Наконец тётя Маруся встала и ухватом достала из зева русской печи большой чугунный горшок со щами. Вкусный запах мясных наваристых щей заполнил не только горницу, но и наши желудки, мозги и мысли. Все страшно хотели есть.

Мы обедали и кушали так, словно до этого целый год постились. Мы съели все щи в чугунке, жареную картошку с салом, выпили всё молоко, выставленное тётей Марусей на стол, и весь хлеб, щедро нарезанный дядей Максимом.

Только поле этого сверхсытного обеда мы снова стали разговаривать на волнующую всех тему: «Кто же изнасиловал девочку?»…

Я осторожно рассказывал о наших с Аллой приключениях на Петровских игрищах. Рассказывал о том, как пригласил её возле колхозной библиотеки на ночное гульбище, как готовился, как собирал съестное, как согласился принять участие в общей игре «в свадьбу», как мы прыгали через огонь костра и кушали за общим столом, как смотрели на рассвет и игру солнечных лучей на горизонте.

Отдельно я рассказал, как мы поцеловались с Аллой в тот момент, когда на краю горизонта вспыхнул первый луч и показался краешек солнечного диска.

- А что было потом, - уже с любопытством и интересом спрашивал мой отец.

- А потом мы с Аллой крались к ней домой, потому что она страшно боялась тётки. Мы прятались с ней сначала в лопухах в огороде, но там было холодно и мокро. Потом мы решили залезть на полати в коровнике, но там было тоже холодно, скользко и воняло коровьим навозом. Потом Алла через заднюю дверь в скотном дворе проскользнула домой, а я побежал к себе в «штаб».

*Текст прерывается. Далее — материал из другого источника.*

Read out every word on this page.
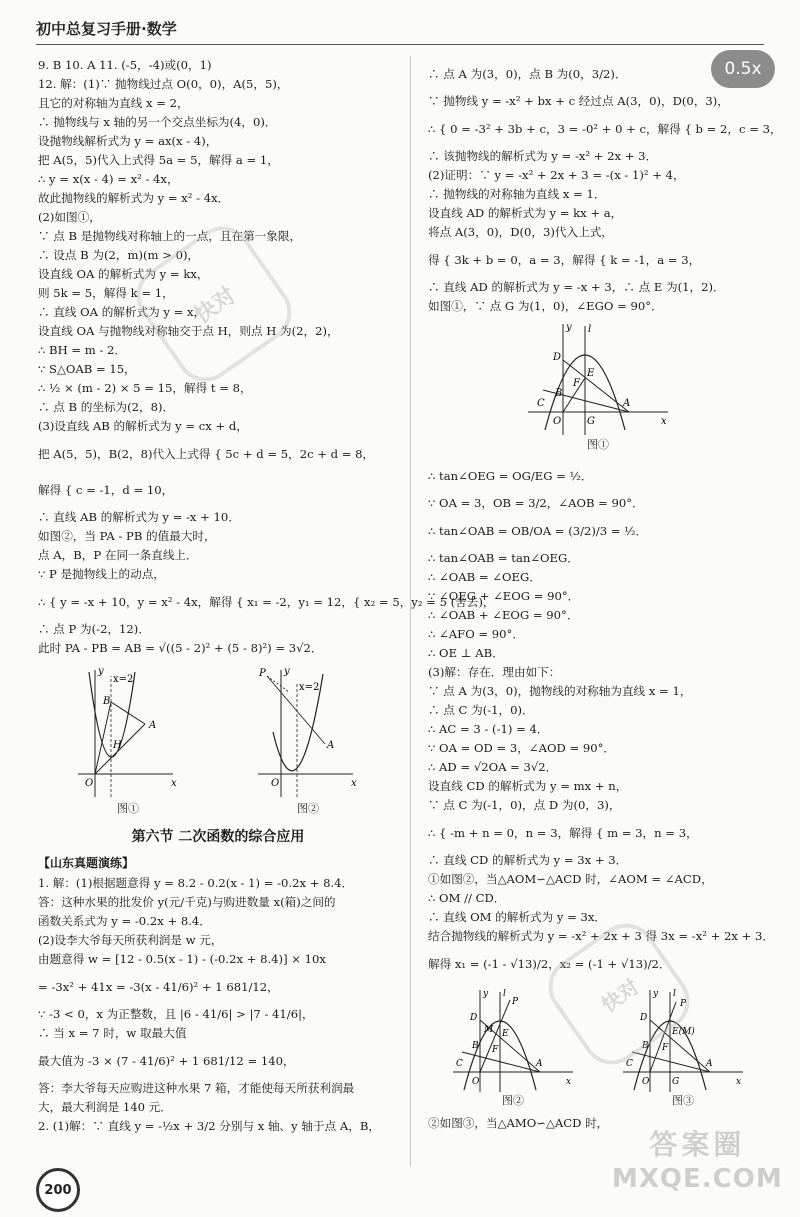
初中总复习手册·数学
0.5x
9. B 10. A 11. (-5，-4)或(0，1)
12. 解：(1)∵ 抛物线过点 O(0，0)，A(5，5)，
且它的对称轴为直线 x = 2，
∴ 抛物线与 x 轴的另一个交点坐标为(4，0)．
设抛物线解析式为 y = ax(x - 4)，
把 A(5，5)代入上式得 5a = 5，解得 a = 1，
∴ y = x(x - 4) = x² - 4x，
故此抛物线的解析式为 y = x² - 4x．
(2)如图①，
∵ 点 B 是抛物线对称轴上的一点，且在第一象限，
∴ 设点 B 为(2，m)(m > 0)，
设直线 OA 的解析式为 y = kx，
则 5k = 5，解得 k = 1，
∴ 直线 OA 的解析式为 y = x，
设直线 OA 与抛物线对称轴交于点 H，则点 H 为(2，2)，
∴ BH = m - 2．
∵ S△OAB = 15，
∴ ½ × (m - 2) × 5 = 15，解得 t = 8，
∴ 点 B 的坐标为(2，8)．
(3)设直线 AB 的解析式为 y = cx + d，
把 A(5，5)，B(2，8)代入上式得 { 5c + d = 5，2c + d = 8，
解得 { c = -1，d = 10，
∴ 直线 AB 的解析式为 y = -x + 10．
如图②，当 PA - PB 的值最大时，
点 A，B，P 在同一条直线上．
∵ P 是抛物线上的动点，
∴ { y = -x + 10，y = x² - 4x，解得 { x₁ = -2，y₁ = 12，{ x₂ = 5，y₂ = 5 (舍去)，
∴ 点 P 为(-2，12)．
此时 PA - PB = AB = √((5 - 2)² + (5 - 8)²) = 3√2．
x=2
y
B
A
H
O	x
图①
P y
x=2
A
O	x
图②
第六节 二次函数的综合应用
【山东真题演练】
1. 解：(1)根据题意得 y = 8.2 - 0.2(x - 1) = -0.2x + 8.4．
答：这种水果的批发价 y(元/千克)与购进数量 x(箱)之间的
函数关系式为 y = -0.2x + 8.4．
(2)设李大爷每天所获利润是 w 元，
由题意得 w = [12 - 0.5(x - 1) - (-0.2x + 8.4)] × 10x
= -3x² + 41x = -3(x - 41/6)² + 1 681/12，
∵ -3 < 0，x 为正整数，且 |6 - 41/6| > |7 - 41/6|，
∴ 当 x = 7 时，w 取最大值
最大值为 -3 × (7 - 41/6)² + 1 681/12 = 140，
答：李大爷每天应购进这种水果 7 箱，才能使每天所获利润最
大，最大利润是 140 元．
2. (1)解：∵ 直线 y = -½x + 3/2 分别与 x 轴、y 轴于点 A，B，
∴ 点 A 为(3，0)，点 B 为(0，3/2)．
∵ 抛物线 y = -x² + bx + c 经过点 A(3，0)，D(0，3)，
∴ { 0 = -3² + 3b + c，3 = -0² + 0 + c，解得 { b = 2，c = 3，
∴ 该抛物线的解析式为 y = -x² + 2x + 3．
(2)证明：∵ y = -x² + 2x + 3 = -(x - 1)² + 4，
∴ 抛物线的对称轴为直线 x = 1．
设直线 AD 的解析式为 y = kx + a，
将点 A(3，0)，D(0，3)代入上式，
得 { 3k + b = 0，a = 3，解得 { k = -1，a = 3，
∴ 直线 AD 的解析式为 y = -x + 3，∴ 点 E 为(1，2)．
如图①，∵ 点 G 为(1，0)，∠EGO = 90°．
y l
D
E
F
B
C
O	G
A
x
图①
∴ tan∠OEG = OG/EG = ½．
∵ OA = 3，OB = 3/2，∠AOB = 90°．
∴ tan∠OAB = OB/OA = (3/2)/3 = ½．
∴ tan∠OAB = tan∠OEG．
∴ ∠OAB = ∠OEG．
∵ ∠OEG + ∠EOG = 90°．
∴ ∠OAB + ∠EOG = 90°．
∴ ∠AFO = 90°．
∴ OE ⊥ AB．
(3)解：存在．理由如下：
∵ 点 A 为(3，0)，抛物线的对称轴为直线 x = 1，
∴ 点 C 为(-1，0)．
∴ AC = 3 - (-1) = 4．
∵ OA = OD = 3，∠AOD = 90°．
∴ AD = √2OA = 3√2．
设直线 CD 的解析式为 y = mx + n，
∵ 点 C 为(-1，0)，点 D 为(0，3)，
∴ { -m + n = 0，n = 3，解得 { m = 3，n = 3，
∴ 直线 CD 的解析式为 y = 3x + 3．
①如图②，当△AOM∽△ACD 时，∠AOM = ∠ACD，
∴ OM // CD．
∴ 直线 OM 的解析式为 y = 3x．
结合抛物线的解析式为 y = -x² + 2x + 3 得 3x = -x² + 2x + 3．
解得 x₁ = (-1 - √13)/2，x₂ = (-1 + √13)/2．
y l
P
D
M E
B F
C
O
A
x
图②
y l
P
D
E(M)
F
B
C
O	G
A
x
图③
②如图③，当△AMO∽△ACD 时，
快对
快对
答案圈
MXQE.COM
200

- А почему ты сразу не пошел спать в горницу на печку? – спросила меня тётя Маруся и в её голосе уже была тревога и забота о моём здоровье.

- Боялся, что ругать будете, - коротко ответил я и почувствовал, что беда миновала.

Весь день мне и моему брату папа запретил отдаляться от дома больше чем на десять шагов, быть на улице без сопровождения взрослых и вообще «высовывать свой нос из дома». Он приказал тёте Марусе загрузить нас работой, «по самое никуда», чтобы «у них даже мысли не возникло о потусторонних желаниях».

Тётя Маруся ревностно стала выполнять приказ своего старшего двоюродного брата и загрузила нас «по полной»…

Мы рубили дрова, хотя на заднем дворе их был нарублен целый стог-пирамида. Мы месили корм свиньям, убирали коровий навоз, сваливая его в кучу на заднем дворе. Мы пололи сорняки в огороде, а тётя Маруся каждые пять минут живо интересовалась результатами. Она проявила редкостную изобретательность в поиске работы для нас.

Мы вытаскивали из погреба старую проросшую картошку, выбирали из неё гнилую картошку и носили это гнильё с длинными белыми усами, похожими на глисты, в компостную кучу в дальнем конце огорода. Мы чистили старые кадки, выливая из них гнилую зацветшую воду, прелые листья и грязь.

Сначала мы с братом всё это делали молча и терпеливо, не понимая, за что же нас так наказали этим тяжёлым трудом. Потом мы трудились уже упрямо и упорно, гордо и молча перенося все трудности, которые подбрасывала нам тётя Маруся. Потом мы заметили, что она просто «вошла во вкус» и пользуется моментом, чтобы переделать массу дел, с которыми она приставала к дяде Максиму.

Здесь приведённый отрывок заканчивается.